Bir yıl sonra Prag açısından çok önemli bir olay gerçekleşti. Mayer’in yönetimindeki Bohemya Operası açıldı. 36 kişilik orkestranın çekirdeğini benim çaldığım grup oluşturdu. Bizim gibi dans müziği çalan bir grubun, operanın açılış sezonundaki Bellini operaları “Montecchi e Capuletti”, “Norma”, Rossini’den “Otello”, Cherubini’den “Deux Journées”i nasıl seslendirdiğini siz hayal edin. Bununla birlikte ulusal operamızla gurur duyuyorduk. Şimdi çok daha gelişti. Bu orkestrada Karl Bendl ile tanıştım. Ekonomik durumu iyiydi. Geniş bir nota koleksiyonu vardı. Böylesine zengin arşivi daha önce görmemiştim. Bana nota ödünç veriyordu. Beethoven’in altılısı, Onslow’un dörtlüleri… Bunları derinlemesine inceledim. O dönemde sürekli yazıyordum. Adım adım partitür oluşturmayı, enstrümantasyonu öğrendim.
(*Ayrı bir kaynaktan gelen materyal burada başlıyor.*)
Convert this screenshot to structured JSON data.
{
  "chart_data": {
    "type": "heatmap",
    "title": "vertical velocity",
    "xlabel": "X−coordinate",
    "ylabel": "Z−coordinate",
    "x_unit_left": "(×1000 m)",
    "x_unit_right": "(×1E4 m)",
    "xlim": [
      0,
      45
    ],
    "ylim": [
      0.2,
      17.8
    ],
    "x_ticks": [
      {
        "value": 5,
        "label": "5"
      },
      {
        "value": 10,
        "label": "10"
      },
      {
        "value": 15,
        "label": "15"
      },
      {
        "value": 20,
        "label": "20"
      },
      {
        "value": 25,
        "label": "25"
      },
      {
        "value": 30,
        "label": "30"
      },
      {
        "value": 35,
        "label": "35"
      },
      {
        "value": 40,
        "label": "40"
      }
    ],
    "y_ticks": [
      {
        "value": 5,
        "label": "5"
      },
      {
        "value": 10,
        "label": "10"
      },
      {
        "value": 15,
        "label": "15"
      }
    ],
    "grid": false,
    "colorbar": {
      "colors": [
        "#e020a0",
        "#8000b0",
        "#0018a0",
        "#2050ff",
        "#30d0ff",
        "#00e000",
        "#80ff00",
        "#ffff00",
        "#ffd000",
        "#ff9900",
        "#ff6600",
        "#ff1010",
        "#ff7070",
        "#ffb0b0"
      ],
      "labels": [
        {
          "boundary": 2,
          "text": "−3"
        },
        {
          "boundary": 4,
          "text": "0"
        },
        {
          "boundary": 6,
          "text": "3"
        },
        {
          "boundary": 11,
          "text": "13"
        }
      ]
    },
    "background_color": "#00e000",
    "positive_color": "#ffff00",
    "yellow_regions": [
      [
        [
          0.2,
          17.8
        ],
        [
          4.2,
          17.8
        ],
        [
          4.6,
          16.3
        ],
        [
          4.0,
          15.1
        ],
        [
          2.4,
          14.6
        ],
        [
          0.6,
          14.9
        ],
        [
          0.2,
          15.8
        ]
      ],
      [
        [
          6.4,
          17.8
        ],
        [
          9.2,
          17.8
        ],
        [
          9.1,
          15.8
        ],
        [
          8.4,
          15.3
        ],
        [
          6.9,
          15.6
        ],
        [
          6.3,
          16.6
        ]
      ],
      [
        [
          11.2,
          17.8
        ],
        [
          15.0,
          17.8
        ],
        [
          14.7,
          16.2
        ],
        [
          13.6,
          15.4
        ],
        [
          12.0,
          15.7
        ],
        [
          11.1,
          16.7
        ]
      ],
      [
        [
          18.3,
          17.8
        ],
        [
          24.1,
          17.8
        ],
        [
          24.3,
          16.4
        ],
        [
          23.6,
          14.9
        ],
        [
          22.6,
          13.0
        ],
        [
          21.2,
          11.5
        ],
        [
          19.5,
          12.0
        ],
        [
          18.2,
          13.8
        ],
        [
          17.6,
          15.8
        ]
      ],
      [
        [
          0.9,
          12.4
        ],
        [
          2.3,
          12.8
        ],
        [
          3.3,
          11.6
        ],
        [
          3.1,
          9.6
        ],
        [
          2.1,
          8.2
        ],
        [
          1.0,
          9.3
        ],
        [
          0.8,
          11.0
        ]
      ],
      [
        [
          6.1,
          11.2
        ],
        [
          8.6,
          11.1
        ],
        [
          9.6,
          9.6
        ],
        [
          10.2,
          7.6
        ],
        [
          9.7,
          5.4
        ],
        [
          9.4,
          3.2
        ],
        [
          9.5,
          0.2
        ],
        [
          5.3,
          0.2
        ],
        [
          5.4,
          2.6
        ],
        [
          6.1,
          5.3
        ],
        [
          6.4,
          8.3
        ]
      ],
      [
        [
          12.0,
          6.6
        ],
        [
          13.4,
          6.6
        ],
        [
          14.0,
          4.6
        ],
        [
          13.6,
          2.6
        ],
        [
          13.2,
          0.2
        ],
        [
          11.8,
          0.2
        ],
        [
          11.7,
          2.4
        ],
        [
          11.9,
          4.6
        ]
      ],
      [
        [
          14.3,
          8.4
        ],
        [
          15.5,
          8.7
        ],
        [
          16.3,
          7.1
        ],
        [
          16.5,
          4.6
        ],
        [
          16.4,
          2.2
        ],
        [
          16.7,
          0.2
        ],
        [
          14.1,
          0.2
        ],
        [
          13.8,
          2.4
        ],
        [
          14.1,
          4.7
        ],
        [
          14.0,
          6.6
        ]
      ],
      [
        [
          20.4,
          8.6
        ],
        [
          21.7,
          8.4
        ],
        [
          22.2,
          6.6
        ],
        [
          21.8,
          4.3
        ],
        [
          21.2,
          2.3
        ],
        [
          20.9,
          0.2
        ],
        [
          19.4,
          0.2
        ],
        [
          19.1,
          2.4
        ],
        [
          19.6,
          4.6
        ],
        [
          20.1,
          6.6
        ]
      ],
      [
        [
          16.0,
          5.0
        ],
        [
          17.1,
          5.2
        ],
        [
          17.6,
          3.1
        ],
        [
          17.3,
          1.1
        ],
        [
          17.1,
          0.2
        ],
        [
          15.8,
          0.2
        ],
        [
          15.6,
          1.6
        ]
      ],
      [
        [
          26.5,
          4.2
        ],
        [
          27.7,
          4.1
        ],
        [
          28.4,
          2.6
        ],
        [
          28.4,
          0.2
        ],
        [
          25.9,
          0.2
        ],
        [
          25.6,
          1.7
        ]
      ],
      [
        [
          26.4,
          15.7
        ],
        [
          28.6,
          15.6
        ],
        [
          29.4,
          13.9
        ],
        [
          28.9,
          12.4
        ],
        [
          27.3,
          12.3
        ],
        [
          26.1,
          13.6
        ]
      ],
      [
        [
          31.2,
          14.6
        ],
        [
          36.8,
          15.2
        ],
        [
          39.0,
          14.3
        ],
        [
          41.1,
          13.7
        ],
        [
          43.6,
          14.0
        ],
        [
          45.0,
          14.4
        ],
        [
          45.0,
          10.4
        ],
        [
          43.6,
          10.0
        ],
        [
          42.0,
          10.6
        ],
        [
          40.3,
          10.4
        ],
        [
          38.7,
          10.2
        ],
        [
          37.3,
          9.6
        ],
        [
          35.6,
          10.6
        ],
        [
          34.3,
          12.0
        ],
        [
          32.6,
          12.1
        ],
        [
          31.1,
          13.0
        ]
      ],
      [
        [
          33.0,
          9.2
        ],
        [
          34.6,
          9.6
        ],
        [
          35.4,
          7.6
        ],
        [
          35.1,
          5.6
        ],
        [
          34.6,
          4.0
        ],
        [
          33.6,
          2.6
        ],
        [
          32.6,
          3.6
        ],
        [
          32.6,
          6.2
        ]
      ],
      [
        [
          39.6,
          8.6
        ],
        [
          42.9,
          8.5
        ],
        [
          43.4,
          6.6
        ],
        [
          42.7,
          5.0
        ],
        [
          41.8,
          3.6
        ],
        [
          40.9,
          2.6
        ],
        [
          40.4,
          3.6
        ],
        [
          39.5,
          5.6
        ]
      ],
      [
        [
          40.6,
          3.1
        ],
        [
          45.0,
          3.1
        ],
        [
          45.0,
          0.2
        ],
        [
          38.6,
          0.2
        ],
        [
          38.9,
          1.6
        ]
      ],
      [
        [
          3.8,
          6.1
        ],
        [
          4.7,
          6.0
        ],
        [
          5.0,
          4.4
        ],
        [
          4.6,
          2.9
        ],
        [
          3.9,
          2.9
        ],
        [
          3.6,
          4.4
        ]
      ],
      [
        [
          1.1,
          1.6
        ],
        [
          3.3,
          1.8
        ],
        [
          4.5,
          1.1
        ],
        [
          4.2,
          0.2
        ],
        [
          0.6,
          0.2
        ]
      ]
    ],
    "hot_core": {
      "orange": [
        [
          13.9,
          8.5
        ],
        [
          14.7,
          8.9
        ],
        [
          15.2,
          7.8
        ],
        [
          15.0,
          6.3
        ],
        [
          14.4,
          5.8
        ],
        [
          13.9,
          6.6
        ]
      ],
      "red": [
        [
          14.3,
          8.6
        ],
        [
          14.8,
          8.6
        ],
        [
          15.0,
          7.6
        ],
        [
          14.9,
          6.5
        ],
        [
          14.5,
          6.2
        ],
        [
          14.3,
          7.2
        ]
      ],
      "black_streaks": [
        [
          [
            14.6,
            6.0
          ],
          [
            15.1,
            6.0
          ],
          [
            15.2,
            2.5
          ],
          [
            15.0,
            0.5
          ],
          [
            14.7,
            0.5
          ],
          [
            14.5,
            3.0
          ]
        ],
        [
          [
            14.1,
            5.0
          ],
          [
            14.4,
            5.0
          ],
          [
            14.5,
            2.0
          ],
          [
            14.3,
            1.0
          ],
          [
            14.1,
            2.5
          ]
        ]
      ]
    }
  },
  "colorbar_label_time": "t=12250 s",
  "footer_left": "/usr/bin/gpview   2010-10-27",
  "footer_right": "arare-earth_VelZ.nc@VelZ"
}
Evimi paylaştığım arkadaşlar ne kadar çok yazdığımı, ne kadar çok yırtıp attığımı, yaktığımı görüyordu. Gülüyorlardı halime. Ben ise kararlıydım. 1871’de opera orkestrasından ayrılıp besteciliğe ağırlık vermeye karar verdim. Özel derslerle para kazanacaktım. Başarılı oldum. İki yıl sonra ilk mükafatımı aldım. Gelecek hafta Londra’da seslendirilecek Yurtsever İlahiler’i o zaman besteledim. Prag Müzik Derneği’nin konserinde arkadaşım Karl Bendl’in yönettiği orkestra seslendirdi. Bu bana büyük bir şevk verdi.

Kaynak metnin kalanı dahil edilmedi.